Zwar ist zugunsten des Klägers vor allem seine 18-​jährige und bis 2014 ungestörte Betriebszugehörigkeit zu berücksichtigen. Weiterhin hat der Kläger bei seinem verspäteten Arbeitsantritt die Arbeit jeweils nachgeholt. Auch wenn sich die nach der letzten Abmahnung vom 30. September 2015 aufgetretenen Verspätungen des Klägers lediglich in einem Bereich von bis fünf Minuten beliefen und sich neben der hierin liegenden Störung im Leistungsbereich keine weitergehenden nachteiligen Auswirkungen auf den Betriebsablauf oder den Betriebsfrieden feststellen lassen, fällt entscheidend zulasten des Klägers ins Gewicht, dass seine fortgesetzt auftretenden Unpünktlichkeiten nach mehreren Ermahnungen und drei einschlägigen Abmahnungen den Grad und die Auswirkung einer beharrlichen Verletzung der Arbeitspflicht erreicht haben. Entgegen der Ansicht des Klägers ist nach der ihm zuletzt erteilten Abmahnung jedenfalls keine Veränderung dahingehend eingetreten, dass er nunmehr pünktlich zur Arbeit erscheint. Vielmehr ist der Kläger, obwohl er mit der letzten Abmahnung vom 30. September 2015 eindringlich darauf hingewiesen wurde, dass er beim nächsten Verstoß gegen seine arbeitsvertraglichen Pflichten im Zusammenhang mit seinem Arbeitszeitbeginn mit der Kündigung seines Arbeitsverhältnisses rechnen muss, wiederum in der Zeit vom 06. bis 12. Oktober 2015 an mehreren Tagen nicht pünktlich erschienen. Daraufhin ist er nochmals von Herrn X daran erinnert worden, spätestens um 7.00 Uhr die Arbeit aufzunehmen. Gleichwohl war er dann am 03., 04. und 05. November 2015 wiederum nicht pünktlich um 7.00 Uhr an seinem Arbeitsplatz. Die Beklagte musste deshalb im Kündigungszeitpunkt davon ausgehen, dass der Kläger nicht bereit bzw. in der Lage war, seine Arbeitszeiten einzuhalten und es deshalb zu entsprechenden Verspätungen auch in Zukunft kommen würde. Der Kläger hat auch keine nachvollziehbaren Erklärungen für seine ständigen Verspätungen angeben können. Bei Abwägung der beiderseitigen Interessen erscheint daher die von der Beklagten hilfsweise ausgesprochene ordentliche Kündigung als billigenswerte und angemessene Reaktion der Beklagten auf die als beharrlich zu bewertenden Arbeitspflichtverletzungen des Klägers durch seine fortlaufende Unpünktlichkeit.

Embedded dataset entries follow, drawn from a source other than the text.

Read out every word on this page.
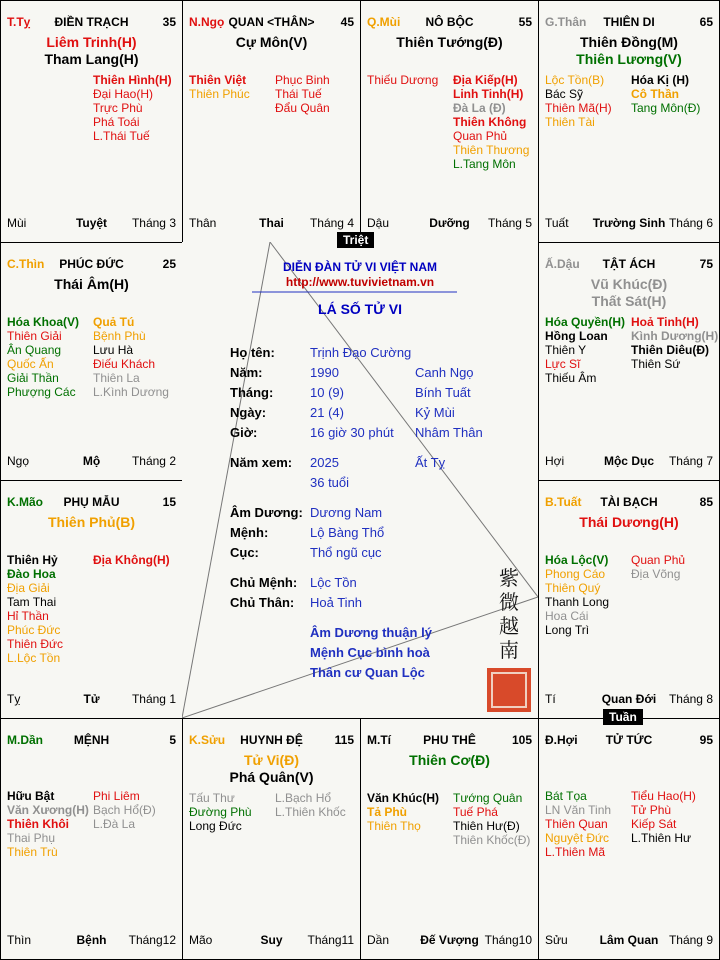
ĐIỀN TRẠCH
T.Tỵ	35
Liêm Trinh(H)
Tham Lang(H)
Thiên Hình(H)
Đại Hao(H)
Trực Phù
Phá Toái
L.Thái Tuế
Tuyệt
Mùi	Tháng 3
QUAN <THÂN>
N.Ngọ	45
Cự Môn(V)
Thiên Việt
Thiên Phúc
Phục Binh
Thái Tuế
Đẩu Quân
Thai
Thân	Tháng 4
NÔ BỘC
Q.Mùi	55
Thiên Tướng(Đ)
Thiếu Dương Địa Kiếp(H)
Linh Tinh(H)
Đà La (Đ)
Thiên Không
Quan Phủ
Thiên Thương
L.Tang Môn
Dưỡng
Dậu	Tháng 5
THIÊN DI
G.Thân	65
Thiên Đồng(M)
Thiên Lương(V)
Lộc Tồn(B)
Bác Sỹ
Thiên Mã(H)
Thiên Tài
Hóa Kị (H)
Cô Thần
Tang Môn(Đ)
Trường Sinh
Tuất	Tháng 6
PHÚC ĐỨC
C.Thìn	25
Thái Âm(H)
Hóa Khoa(V)
Thiên Giải
Ân Quang
Quốc Ấn
Giải Thần
Phượng Các
Quả Tú
Bệnh Phù
Lưu Hà
Điếu Khách
Thiên La
L.Kình Dương
Mộ
Ngọ	Tháng 2
TẬT ÁCH
Ấ.Dậu	75
Vũ Khúc(Đ)
Thất Sát(H)
Hóa Quyền(H)
Hồng Loan
Thiên Y
Lực Sĩ
Thiếu Âm
Hoả Tinh(H)
Kình Dương(H)
Thiên Diêu(Đ)
Thiên Sứ
Mộc Dục
Hợi	Tháng 7
PHỤ MẪU
K.Mão	15
Thiên Phủ(B)
Thiên Hỷ
Đào Hoa
Địa Giải
Tam Thai
Hỉ Thần
Phúc Đức
Thiên Đức
L.Lộc Tồn
Địa Không(H)
Tử
Tỵ	Tháng 1
TÀI BẠCH
B.Tuất	85
Thái Dương(H)
Hóa Lộc(V)
Phong Cáo
Thiên Quý
Thanh Long
Hoa Cái
Long Trì
Quan Phủ
Địa Võng
Quan Đới
Tí	Tháng 8
MỆNH
M.Dần	5
Hữu Bật
Văn Xương(H)
Thiên Khôi
Thai Phụ
Thiên Trù
Phi Liêm
Bạch Hổ(Đ)
L.Đà La
Bệnh
Thìn	Tháng12
HUYNH ĐỆ
K.Sửu	115
Tử Vi(Đ)
Phá Quân(V)
Tấu Thư
Đường Phù
Long Đức
L.Bạch Hổ
L.Thiên Khốc
Suy
Mão	Tháng11
PHU THÊ
M.Tí	105
Thiên Cơ(Đ)
Văn Khúc(H)
Tả Phù
Thiên Thọ
Tướng Quân
Tuế Phá
Thiên Hư(Đ)
Thiên Khốc(Đ)
Đế Vượng
Dần	Tháng10
TỬ TỨC
Đ.Hợi	95
Bát Tọa
LN Văn Tinh
Thiên Quan
Nguyệt Đức
L.Thiên Mã
Tiểu Hao(H)
Tử Phù
Kiếp Sát
L.Thiên Hư
Lâm Quan
Sửu	Tháng 9
DIỄN ĐÀN TỬ VI VIỆT NAM
http://www.tuvivietnam.vn
LÁ SỐ TỬ VI
Họ tên:	Trịnh Đạo Cường
Năm:	1990	Canh Ngọ
Tháng:	10 (9)	Bính Tuất
Ngày:	21 (4)	Kỷ Mùi
Giờ:	16 giờ 30 phút Nhâm Thân
Năm xem: 2025	Ất Tỵ
36 tuổi
Âm Dương: Dương Nam
Mệnh:	Lộ Bàng Thổ
Cục:	Thổ ngũ cục
Chủ Mệnh: Lộc Tồn
Chủ Thân: Hoả Tinh
Âm Dương thuận lý
Mệnh Cục bình hoà
Thân cư Quan Lộc
紫
微
越
南
Triệt
Tuần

2. Die Kündigung ist auch nicht nach § 102 Abs. 1 Satz 3 BetrVG unwirksam. Der Betriebsrat ist mit dem Anhörungsschreiben vom 09. November 2015 ordnungsgemäß zur ordentlichen Kündigung angehört worden und hat hierzu mit seinem Schreiben vom 12. November 2015 abschließend Stellung genommen.

III.

Aufgrund des Unterliegens des Klägers mit dem gegen die ordentliche Kündigung gerichteten Kündigungsschutzantrag ist der als unechter Hilfsantrag gestellte Weiterbeschäftigungsantrag nicht zur Entscheidung angefallen.

Die Kostenentscheidung folgt aus § 92 Abs. 1 ZPO.

Die Zulassung der Revision war nicht veranlasst, weil hierfür die gesetzlichen Voraussetzungen (§ 72 Abs. 2 ArbGG) nicht vorliegen.